Le temps de l’apaisement.

Il y eut le temps de la décision. Le premier « oui » à l’affirmation « Je veux un autre bébé » . La première étape. En soi, la douce promesse. Celle du « on sera quatre un jour.« .

Il y eut l’euphorie des premières attentes. Chaque mois, attendre que « ça » ne vienne pas. Attendre qu’un petit coeur batte, et que cela s’enchaine pour neuf mois.

Il y eut le temps des déceptions. Tous les cycles qui se terminent puis s’enchainent. Les pourquoi ? Pourquoi pas? Pourquoi nous? Nous qui avions eu notre premier si rapidement.

Il y eut le temps des questionnements. De savoir s’il fallait qu’on consulte. De savoir s’il fallait juste attendre. Et nos avis qui divergent. Moi, j’aurais tout tenté pour avoir ce bébé. Lui, il voulait juste patienter, que ça se fasse naturellement. Alors, je me suis ralliée à lui, et j’ai mis le numéro du gynéco de coté.

Il y eut le temps des doutes. C’était trop long, trop frustrant, trop décevant. Fallait-il arrêter d’essayer? Devions nous nous faire à l’idée? « Et puis un, c’est déjà bien. Il y a tellement de couples qui n’y arrivent pas… du tout. »

Il y eut les grossesses des autres. Les amies qui sont gênées d’annoncer leur bonheur naissant et les mots que nous voulions rassurants.
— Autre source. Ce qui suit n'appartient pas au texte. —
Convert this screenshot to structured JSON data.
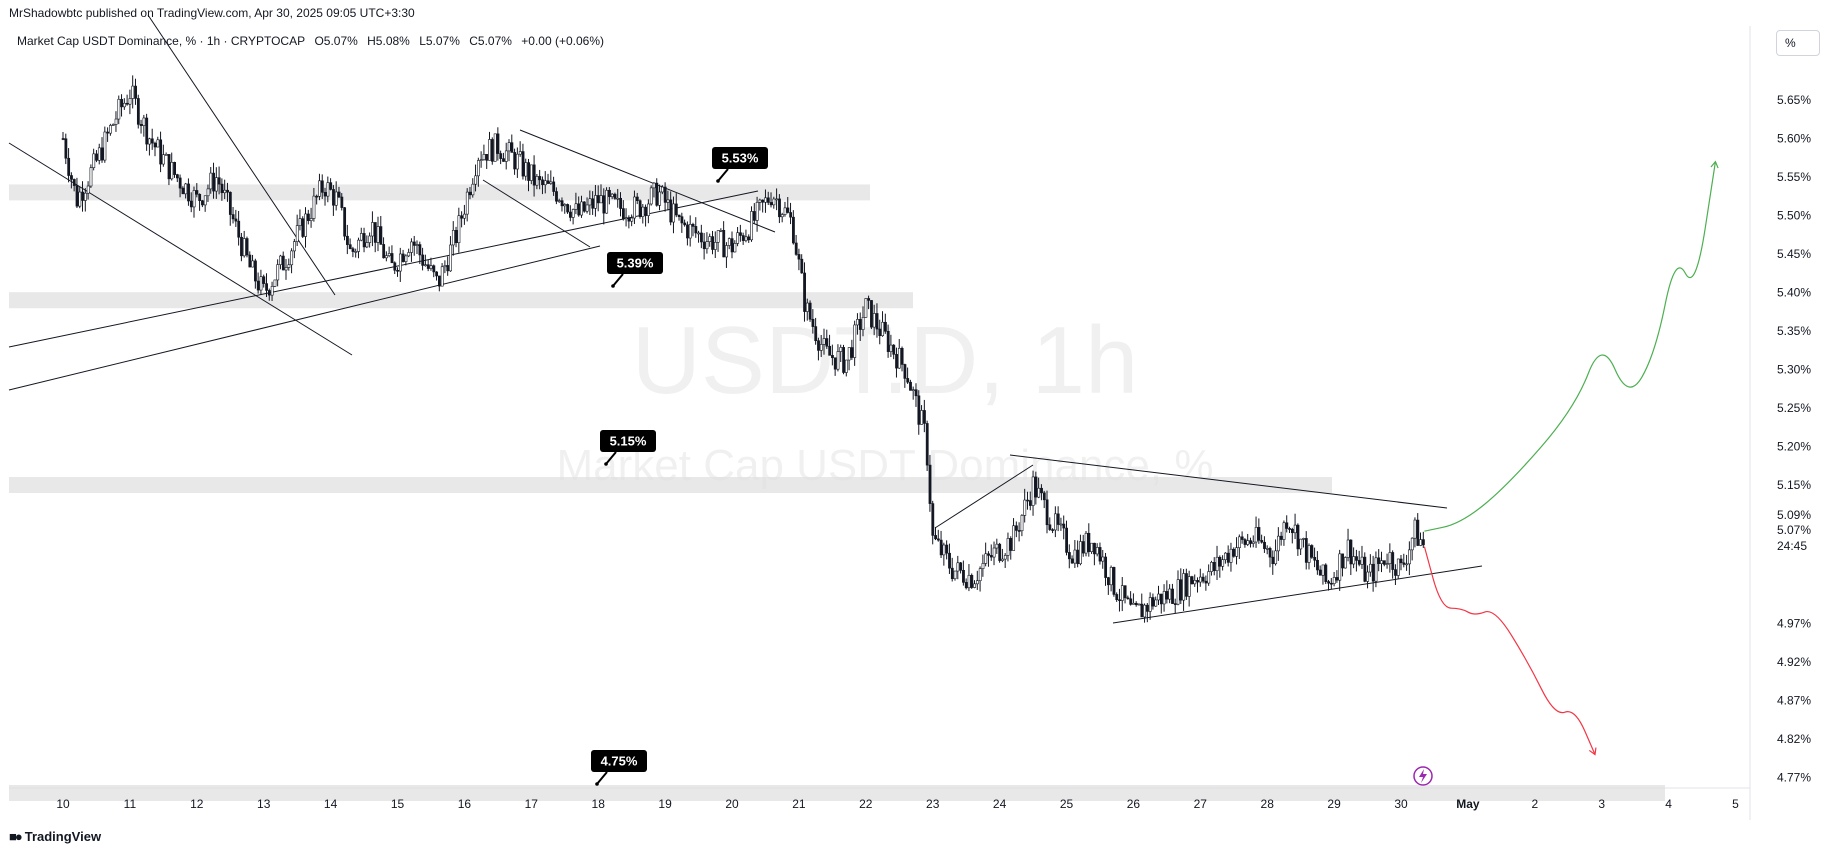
{
  "header": {
    "published": "MrShadowbtc published on TradingView.com, Apr 30, 2025 09:05 UTC+3:30"
  },
  "legend": {
    "symbol": "Market Cap USDT Dominance, % · 1h · CRYPTOCAP",
    "open": "O5.07%",
    "high": "H5.08%",
    "low": "L5.07%",
    "close": "C5.07%",
    "change": "+0.00 (+0.06%)"
  },
  "watermark": {
    "title": "USDT.D, 1h",
    "subtitle": "Market Cap USDT Dominance, %"
  },
  "scale_button": "%",
  "footer": {
    "brand": "TradingView",
    "logo_icon": "tradingview-logo-icon"
  },
  "price_tags": {
    "current": "5.07%",
    "countdown": "24:45",
    "prev_level": "5.09%"
  },
  "colors": {
    "candle": "#131722",
    "zone": "#e0e0e0",
    "bullish_projection": "#4caf50",
    "bearish_projection": "#f23645",
    "label_bg": "#000000",
    "event_icon": "#9c27b0"
  },
  "chart_data": {
    "type": "candlestick",
    "title": "Market Cap USDT Dominance, %",
    "timeframe": "1h",
    "ylim": [
      4.74,
      5.7
    ],
    "y_ticks": [
      "5.65%",
      "5.60%",
      "5.55%",
      "5.50%",
      "5.45%",
      "5.40%",
      "5.35%",
      "5.30%",
      "5.25%",
      "5.20%",
      "5.15%",
      "4.97%",
      "4.92%",
      "4.87%",
      "4.82%",
      "4.77%"
    ],
    "y_tick_values": [
      5.65,
      5.6,
      5.55,
      5.5,
      5.45,
      5.4,
      5.35,
      5.3,
      5.25,
      5.2,
      5.15,
      4.97,
      4.92,
      4.87,
      4.82,
      4.77
    ],
    "x_ticks": [
      "10",
      "11",
      "12",
      "13",
      "14",
      "15",
      "16",
      "17",
      "18",
      "19",
      "20",
      "21",
      "22",
      "23",
      "24",
      "25",
      "26",
      "27",
      "28",
      "29",
      "30",
      "May",
      "2",
      "3",
      "4",
      "5"
    ],
    "close_path": [
      [
        10.0,
        5.6
      ],
      [
        10.2,
        5.52
      ],
      [
        10.5,
        5.57
      ],
      [
        10.8,
        5.63
      ],
      [
        11.0,
        5.66
      ],
      [
        11.3,
        5.6
      ],
      [
        11.6,
        5.56
      ],
      [
        12.0,
        5.52
      ],
      [
        12.3,
        5.55
      ],
      [
        12.6,
        5.48
      ],
      [
        12.8,
        5.43
      ],
      [
        13.0,
        5.4
      ],
      [
        13.3,
        5.44
      ],
      [
        13.6,
        5.49
      ],
      [
        13.9,
        5.54
      ],
      [
        14.1,
        5.52
      ],
      [
        14.3,
        5.45
      ],
      [
        14.6,
        5.49
      ],
      [
        14.9,
        5.43
      ],
      [
        15.2,
        5.47
      ],
      [
        15.6,
        5.41
      ],
      [
        15.9,
        5.48
      ],
      [
        16.2,
        5.58
      ],
      [
        16.5,
        5.59
      ],
      [
        16.8,
        5.57
      ],
      [
        17.1,
        5.54
      ],
      [
        17.4,
        5.53
      ],
      [
        17.7,
        5.5
      ],
      [
        18.0,
        5.52
      ],
      [
        18.3,
        5.51
      ],
      [
        18.6,
        5.51
      ],
      [
        18.9,
        5.53
      ],
      [
        19.2,
        5.49
      ],
      [
        19.6,
        5.47
      ],
      [
        20.0,
        5.46
      ],
      [
        20.3,
        5.49
      ],
      [
        20.6,
        5.53
      ],
      [
        20.9,
        5.49
      ],
      [
        21.1,
        5.38
      ],
      [
        21.4,
        5.32
      ],
      [
        21.7,
        5.31
      ],
      [
        22.0,
        5.38
      ],
      [
        22.3,
        5.34
      ],
      [
        22.6,
        5.3
      ],
      [
        22.9,
        5.21
      ],
      [
        23.0,
        5.08
      ],
      [
        23.3,
        5.04
      ],
      [
        23.6,
        5.03
      ],
      [
        23.9,
        5.06
      ],
      [
        24.2,
        5.08
      ],
      [
        24.5,
        5.15
      ],
      [
        24.8,
        5.1
      ],
      [
        25.1,
        5.06
      ],
      [
        25.4,
        5.08
      ],
      [
        25.7,
        5.02
      ],
      [
        26.0,
        4.98
      ],
      [
        26.3,
        5.0
      ],
      [
        26.6,
        5.01
      ],
      [
        26.9,
        5.03
      ],
      [
        27.2,
        5.04
      ],
      [
        27.5,
        5.07
      ],
      [
        27.8,
        5.08
      ],
      [
        28.1,
        5.06
      ],
      [
        28.3,
        5.11
      ],
      [
        28.6,
        5.06
      ],
      [
        28.9,
        5.02
      ],
      [
        29.2,
        5.07
      ],
      [
        29.5,
        5.03
      ],
      [
        29.8,
        5.06
      ],
      [
        30.0,
        5.04
      ],
      [
        30.2,
        5.09
      ],
      [
        30.35,
        5.07
      ]
    ],
    "horizontal_zones": [
      {
        "level": 5.53,
        "label": "5.53%"
      },
      {
        "level": 5.39,
        "label": "5.39%"
      },
      {
        "level": 5.15,
        "label": "5.15%"
      },
      {
        "level": 4.75,
        "label": "4.75%"
      }
    ],
    "projections": [
      {
        "name": "bullish",
        "points": [
          [
            30.35,
            5.09
          ],
          [
            30.9,
            5.1
          ],
          [
            31.6,
            5.15
          ],
          [
            32.6,
            5.25
          ],
          [
            33.0,
            5.34
          ],
          [
            33.4,
            5.26
          ],
          [
            33.8,
            5.32
          ],
          [
            34.1,
            5.45
          ],
          [
            34.4,
            5.4
          ],
          [
            34.7,
            5.57
          ]
        ]
      },
      {
        "name": "bearish",
        "points": [
          [
            30.35,
            5.07
          ],
          [
            30.6,
            4.99
          ],
          [
            30.9,
            4.99
          ],
          [
            31.1,
            4.98
          ],
          [
            31.4,
            4.99
          ],
          [
            31.9,
            4.92
          ],
          [
            32.3,
            4.85
          ],
          [
            32.6,
            4.86
          ],
          [
            32.9,
            4.8
          ]
        ]
      }
    ]
  }
}
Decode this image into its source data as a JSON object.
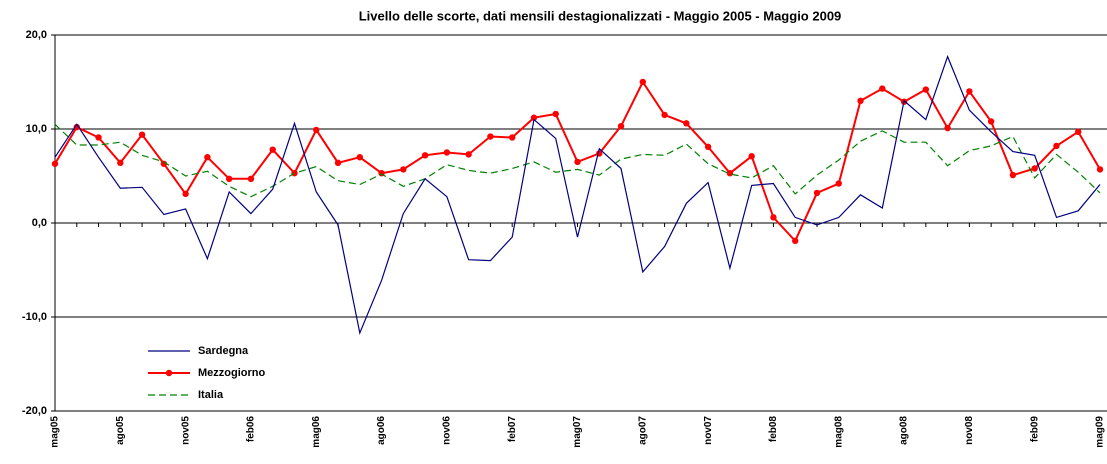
{
  "chart_data": {
    "type": "line",
    "title": "Livello delle scorte, dati mensili destagionalizzati - Maggio 2005 - Maggio 2009",
    "categories": [
      "mag05",
      null,
      null,
      "ago05",
      null,
      null,
      "nov05",
      null,
      null,
      "feb06",
      null,
      null,
      "mag06",
      null,
      null,
      "ago06",
      null,
      null,
      "nov06",
      null,
      null,
      "feb07",
      null,
      null,
      "mag07",
      null,
      null,
      "ago07",
      null,
      null,
      "nov07",
      null,
      null,
      "feb08",
      null,
      null,
      "mag08",
      null,
      null,
      "ago08",
      null,
      null,
      "nov08",
      null,
      null,
      "feb09",
      null,
      null,
      "mag09"
    ],
    "series": [
      {
        "name": "Sardegna",
        "color": "#000080",
        "values": [
          7.0,
          10.5,
          7.0,
          3.7,
          3.8,
          0.9,
          1.5,
          -3.8,
          3.3,
          1.0,
          3.6,
          10.6,
          3.3,
          -0.2,
          -11.7,
          -6.1,
          1.0,
          4.7,
          2.8,
          -3.9,
          -4.0,
          -1.5,
          11.0,
          9.0,
          -1.5,
          7.9,
          5.8,
          -5.2,
          -2.5,
          2.1,
          4.3,
          -4.8,
          4.0,
          4.2,
          0.6,
          -0.2,
          0.6,
          3.0,
          1.6,
          13.0,
          11.0,
          17.7,
          12.0,
          9.7,
          7.6,
          7.2,
          0.6,
          1.3,
          4.1
        ]
      },
      {
        "name": "Mezzogiorno",
        "color": "#ff0000",
        "marker": "circle",
        "values": [
          6.3,
          10.2,
          9.1,
          6.4,
          9.4,
          6.3,
          3.1,
          7.0,
          4.7,
          4.7,
          7.8,
          5.3,
          9.9,
          6.4,
          7.0,
          5.3,
          5.7,
          7.2,
          7.5,
          7.3,
          9.2,
          9.1,
          11.2,
          11.6,
          6.5,
          7.4,
          10.3,
          15.0,
          11.5,
          10.6,
          8.1,
          5.3,
          7.1,
          0.6,
          -1.9,
          3.2,
          4.2,
          13.0,
          14.3,
          12.9,
          14.2,
          10.1,
          14.0,
          10.8,
          5.1,
          5.8,
          8.2,
          9.7,
          5.7
        ]
      },
      {
        "name": "Italia",
        "color": "#008000",
        "dash": true,
        "values": [
          10.5,
          8.3,
          8.3,
          8.6,
          7.2,
          6.5,
          5.0,
          5.5,
          3.9,
          2.8,
          3.9,
          5.3,
          6.0,
          4.5,
          4.1,
          5.2,
          3.9,
          4.7,
          6.2,
          5.6,
          5.3,
          5.8,
          6.5,
          5.4,
          5.7,
          5.1,
          6.8,
          7.3,
          7.2,
          8.4,
          6.3,
          5.2,
          4.8,
          6.1,
          3.1,
          5.1,
          6.7,
          8.7,
          9.8,
          8.6,
          8.6,
          6.1,
          7.7,
          8.2,
          9.2,
          4.8,
          7.3,
          5.4,
          3.2
        ]
      }
    ],
    "ylim": [
      -20,
      20
    ],
    "yticks": [
      {
        "value": -20,
        "label": "-20,0"
      },
      {
        "value": -10,
        "label": "-10,0"
      },
      {
        "value": 0,
        "label": "0,0"
      },
      {
        "value": 10,
        "label": "10,0"
      },
      {
        "value": 20,
        "label": "20,0"
      }
    ],
    "grid": true,
    "legend": "lower left"
  }
}
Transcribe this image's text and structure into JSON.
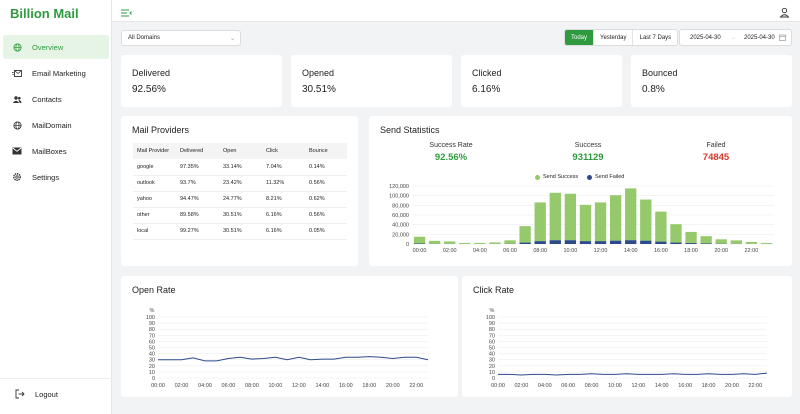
{
  "app": {
    "title": "Billion Mail"
  },
  "sidebar": {
    "items": [
      {
        "label": "Overview",
        "icon": "globe-icon",
        "active": true
      },
      {
        "label": "Email Marketing",
        "icon": "mail-send-icon",
        "active": false
      },
      {
        "label": "Contacts",
        "icon": "contacts-icon",
        "active": false
      },
      {
        "label": "MailDomain",
        "icon": "globe-icon",
        "active": false
      },
      {
        "label": "MailBoxes",
        "icon": "mailbox-icon",
        "active": false
      },
      {
        "label": "Settings",
        "icon": "gear-icon",
        "active": false
      }
    ],
    "logout": {
      "label": "Logout",
      "icon": "logout-icon"
    }
  },
  "filters": {
    "domain": "All Domains",
    "ranges": [
      "Today",
      "Yesterday",
      "Last 7 Days"
    ],
    "active_range": "Today",
    "start_date": "2025-04-30",
    "end_date": "2025-04-30"
  },
  "stats": [
    {
      "label": "Delivered",
      "value": "92.56%"
    },
    {
      "label": "Opened",
      "value": "30.51%"
    },
    {
      "label": "Clicked",
      "value": "6.16%"
    },
    {
      "label": "Bounced",
      "value": "0.8%"
    }
  ],
  "providers": {
    "title": "Mail Providers",
    "columns": [
      "Mail Provider",
      "Delivered",
      "Open",
      "Click",
      "Bounce"
    ],
    "rows": [
      [
        "google",
        "97.35%",
        "33.14%",
        "7.04%",
        "0.14%"
      ],
      [
        "outlook",
        "93.7%",
        "23.42%",
        "11.32%",
        "0.56%"
      ],
      [
        "yahoo",
        "94.47%",
        "24.77%",
        "8.21%",
        "0.62%"
      ],
      [
        "other",
        "89.58%",
        "30.51%",
        "6.16%",
        "0.56%"
      ],
      [
        "local",
        "99.27%",
        "30.51%",
        "6.16%",
        "0.05%"
      ]
    ]
  },
  "send_stats": {
    "title": "Send Statistics",
    "success_rate_label": "Success Rate",
    "success_rate": "92.56%",
    "success_label": "Success",
    "success": "931129",
    "failed_label": "Failed",
    "failed": "74845",
    "colors": {
      "success": "#95c96b",
      "failed": "#2c4a8c",
      "rate": "#2f9a3f",
      "fail_text": "#d33a2c"
    }
  },
  "open_rate": {
    "title": "Open Rate"
  },
  "click_rate": {
    "title": "Click Rate"
  },
  "chart_data": [
    {
      "type": "bar",
      "title": "Send Statistics",
      "series": [
        {
          "name": "Send Success",
          "values": [
            14000,
            6000,
            5000,
            2000,
            2000,
            3000,
            7000,
            34000,
            80000,
            98000,
            96000,
            75000,
            80000,
            94000,
            107000,
            85000,
            62000,
            38000,
            23000,
            15000,
            9000,
            7000,
            4000,
            2000
          ]
        },
        {
          "name": "Send Failed",
          "values": [
            1000,
            500,
            400,
            200,
            200,
            300,
            600,
            3000,
            6000,
            8000,
            8000,
            6000,
            6000,
            7000,
            8000,
            7000,
            5000,
            3000,
            2000,
            1200,
            700,
            500,
            300,
            200
          ]
        }
      ],
      "categories": [
        "00:00",
        "01:00",
        "02:00",
        "03:00",
        "04:00",
        "05:00",
        "06:00",
        "07:00",
        "08:00",
        "09:00",
        "10:00",
        "11:00",
        "12:00",
        "13:00",
        "14:00",
        "15:00",
        "16:00",
        "17:00",
        "18:00",
        "19:00",
        "20:00",
        "21:00",
        "22:00",
        "23:00"
      ],
      "x_tick_labels": [
        "00:00",
        "02:00",
        "04:00",
        "06:00",
        "08:00",
        "10:00",
        "12:00",
        "14:00",
        "16:00",
        "18:00",
        "20:00",
        "22:00"
      ],
      "y_ticks": [
        "0",
        "20,000",
        "40,000",
        "60,000",
        "80,000",
        "100,000",
        "120,000"
      ],
      "ylim": [
        0,
        120000
      ],
      "stacked": true,
      "legend": "top"
    },
    {
      "type": "line",
      "title": "Open Rate",
      "ylabel": "%",
      "ylim": [
        0,
        100
      ],
      "y_ticks": [
        "0",
        "10",
        "20",
        "30",
        "40",
        "50",
        "60",
        "70",
        "80",
        "90",
        "100"
      ],
      "x_tick_labels": [
        "00:00",
        "02:00",
        "04:00",
        "06:00",
        "08:00",
        "10:00",
        "12:00",
        "14:00",
        "16:00",
        "18:00",
        "20:00",
        "22:00"
      ],
      "x": [
        "00:00",
        "01:00",
        "02:00",
        "03:00",
        "04:00",
        "05:00",
        "06:00",
        "07:00",
        "08:00",
        "09:00",
        "10:00",
        "11:00",
        "12:00",
        "13:00",
        "14:00",
        "15:00",
        "16:00",
        "17:00",
        "18:00",
        "19:00",
        "20:00",
        "21:00",
        "22:00",
        "23:00"
      ],
      "values": [
        30,
        30,
        30,
        33,
        28,
        28,
        32,
        34,
        31,
        32,
        34,
        30,
        34,
        30,
        31,
        31,
        34,
        34,
        35,
        34,
        32,
        34,
        34,
        30
      ],
      "color": "#2c4a8c"
    },
    {
      "type": "line",
      "title": "Click Rate",
      "ylabel": "%",
      "ylim": [
        0,
        100
      ],
      "y_ticks": [
        "0",
        "10",
        "20",
        "30",
        "40",
        "50",
        "60",
        "70",
        "80",
        "90",
        "100"
      ],
      "x_tick_labels": [
        "00:00",
        "02:00",
        "04:00",
        "06:00",
        "08:00",
        "10:00",
        "12:00",
        "14:00",
        "16:00",
        "18:00",
        "20:00",
        "22:00"
      ],
      "x": [
        "00:00",
        "01:00",
        "02:00",
        "03:00",
        "04:00",
        "05:00",
        "06:00",
        "07:00",
        "08:00",
        "09:00",
        "10:00",
        "11:00",
        "12:00",
        "13:00",
        "14:00",
        "15:00",
        "16:00",
        "17:00",
        "18:00",
        "19:00",
        "20:00",
        "21:00",
        "22:00",
        "23:00"
      ],
      "values": [
        6,
        6,
        5,
        6,
        6,
        5,
        6,
        6,
        7,
        6,
        6,
        7,
        6,
        6,
        6,
        7,
        6,
        6,
        7,
        6,
        6,
        7,
        6,
        8
      ],
      "color": "#2c4a8c"
    }
  ]
}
Non, nous n’étions pas tristes ou en colère. Bien au contraire. Nous avons savouré chaque rencontre avec les nouveaux petits bébés.

Il y eut ma fausse couche à moi, après deux ans d’essais. Ce ventre plein de vie durant quelques semaines et la douche froide avant Noël. La déception intense avant de se relever. « Après tout, ça a fonctionné une fois, ça veut bien dire qu’on peut y arriver. »

Il y eut Janvier, Disneyland avec Kéo et cette drôle d’impression. La sensation de ne pas être seule dans mon corps. L’achat d’un test de grossesse. L’apparition du bon nombre de barres. La renaissance de l’espoir. Le rendez-vous chez le gynécologue et découvrir un nouveau coeur qui bat.

Il y eut le temps de l’attente. Trois mois sur le fil. Trois mois, c’est tellement long. Devoir le cacher. Attendre d’être sûre. Mais ce ventre qui déjà s’arrondissait.

Il y eut ma grossesse. Tellement, mais tellement différente de la première. Passée si vite et à la fois si longue. Neuf mois. Neuf mois avec des maux que je ne connaissais pas. L’été, la chaleur des nuits et ce ventre qui s’est arrondi si vite. Devoir se lever dix fois par nuit, avoir du mal à marcher de longues distances sans déclencher des contractions, ne jamais se sentir vraiment à l’aise assise, couchée, debout. Se dire que cette grossesse sera la dernière. Essayer de profiter de chaque instant, de chaque coup de pied, de chaque échographie, de ces sensations si intimes entre elle et moi. Pouvoir l’imaginer. Et pouvoir nous imaginer nous… tous les quatre.

Il y eut le temps de notre rencontre. De cette douleur vive pour lui offrir son premier souffle. Et puis, découvrir ses traits. Découvrir son visage, ses mains, sa peau si douce, tous ses cheveux et ses petits pieds. Entendre sa voix de fille. Lui donner son prénom. Redécouvrir cette sensation intense de bonheur.

Aujourd’hui, c’est le temps de l’apaisement. La vie a repris peu à peu son cours. Tout est bien organisé, millimétré. Kéo est un formidable grand frère, attentif et protecteur. Et il est toujours, avec nous, ce petit garçon affectueux et farceur. Il est et restera pour toujours notre premier amour. Altaïs , elle, est la douceur incarnée. Elle est le quatrième pilier de notre foyer. Quant à moi, je me sens terriblement chanceuse d’avoir fondé la famille dont j’ai toujours rêvé . Chanceuse, épanouie, apaisée.